This is not only the first cluster competition for the team from the University of the Pacific, but also the first time any of the students have done anything at all HPC-related.
Under the mentorship of Oak Ridge National Lab and their hardware sponsor Appro, the team gave it their best against much more experienced competitors. They posted a respectable 2.33 Teraflop/s LINPACK, which was good enough to put them into fourth place going into the application round of the competition.
On the scientific apps, Team Venus was, as they put it, “Either strong or struggling.” While they all have computer science backgrounds, they don’t have much (if any) experience in running large-scale scientific research applications. But they persevered and busily worked to get their ‘struggle’ apps functioning at a reasonable level.
Team Venus is also noteworthy because it’s the first all-female team to compete in an SCC. This attracted a lot of attention and helped shine a brighter light on women in STEM fields, and on the cluster competition in general.
But they aren’t the first female competitors. Over the years, many teams have had female members and coaches. The Asian teams have had several females on their teams, and Team Taiwan’s player/spokesperson is usually a female. Team Russia (2010 and 2011) had a female coach and female team members, and teams at the ISC’12 SCC also sported women competitors.
Although HPC and computing in general is predominantly made up of humans of the male persuasion, it’s a mistake to say that it’s completely male-dominated these days. There are many women engineers, researchers, and scientists. The male-female ratio isn’t 50-50, but it’s not 90-10 either, and over time it continues to change.

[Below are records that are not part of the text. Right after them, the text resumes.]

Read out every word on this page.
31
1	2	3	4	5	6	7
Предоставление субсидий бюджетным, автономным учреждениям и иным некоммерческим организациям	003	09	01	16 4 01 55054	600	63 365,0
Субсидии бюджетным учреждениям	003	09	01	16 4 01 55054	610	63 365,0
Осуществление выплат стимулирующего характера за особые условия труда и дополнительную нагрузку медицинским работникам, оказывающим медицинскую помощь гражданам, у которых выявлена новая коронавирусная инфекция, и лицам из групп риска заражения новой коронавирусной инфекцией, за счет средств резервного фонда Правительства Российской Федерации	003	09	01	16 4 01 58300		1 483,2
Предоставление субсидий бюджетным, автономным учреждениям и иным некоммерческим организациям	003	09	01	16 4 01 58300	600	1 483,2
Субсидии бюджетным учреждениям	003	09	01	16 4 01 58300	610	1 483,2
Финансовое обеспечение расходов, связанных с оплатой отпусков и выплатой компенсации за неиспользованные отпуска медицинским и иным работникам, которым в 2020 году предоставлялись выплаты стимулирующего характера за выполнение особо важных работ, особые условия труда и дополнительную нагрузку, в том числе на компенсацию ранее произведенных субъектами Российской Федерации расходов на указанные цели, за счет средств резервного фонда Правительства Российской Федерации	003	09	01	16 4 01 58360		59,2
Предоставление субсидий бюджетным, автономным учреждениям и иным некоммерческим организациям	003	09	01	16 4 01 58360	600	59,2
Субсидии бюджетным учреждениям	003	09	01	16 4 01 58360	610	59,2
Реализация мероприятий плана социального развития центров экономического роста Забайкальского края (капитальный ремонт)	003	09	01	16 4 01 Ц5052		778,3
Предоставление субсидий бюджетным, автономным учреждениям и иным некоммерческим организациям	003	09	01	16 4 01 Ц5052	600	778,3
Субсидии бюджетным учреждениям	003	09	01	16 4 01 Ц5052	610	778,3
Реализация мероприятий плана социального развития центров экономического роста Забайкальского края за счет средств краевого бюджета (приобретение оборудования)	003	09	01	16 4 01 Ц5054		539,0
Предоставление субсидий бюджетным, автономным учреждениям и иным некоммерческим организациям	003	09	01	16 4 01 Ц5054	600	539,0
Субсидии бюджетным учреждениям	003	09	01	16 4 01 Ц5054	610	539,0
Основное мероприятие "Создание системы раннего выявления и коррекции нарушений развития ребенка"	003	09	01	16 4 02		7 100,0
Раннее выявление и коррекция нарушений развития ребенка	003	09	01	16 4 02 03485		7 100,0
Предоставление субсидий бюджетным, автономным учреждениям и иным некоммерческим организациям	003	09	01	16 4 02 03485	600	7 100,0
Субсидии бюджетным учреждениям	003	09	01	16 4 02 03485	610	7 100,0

Aside from Team Venus, I think there were four or five women on the SCC teams this year – about the same number as in 2011 and 2010. I don’t have accurate stats on female participation because it’s not something I’ve been tracking; my coverage focuses on team and individual personalities, what they’ve built, and how they deal with the challenges presented by the competition. To me, that’s the interesting stuff. And Team Venus, regardless of gender, was an interesting team to observe and definitely added some personality to the 2012 SCC.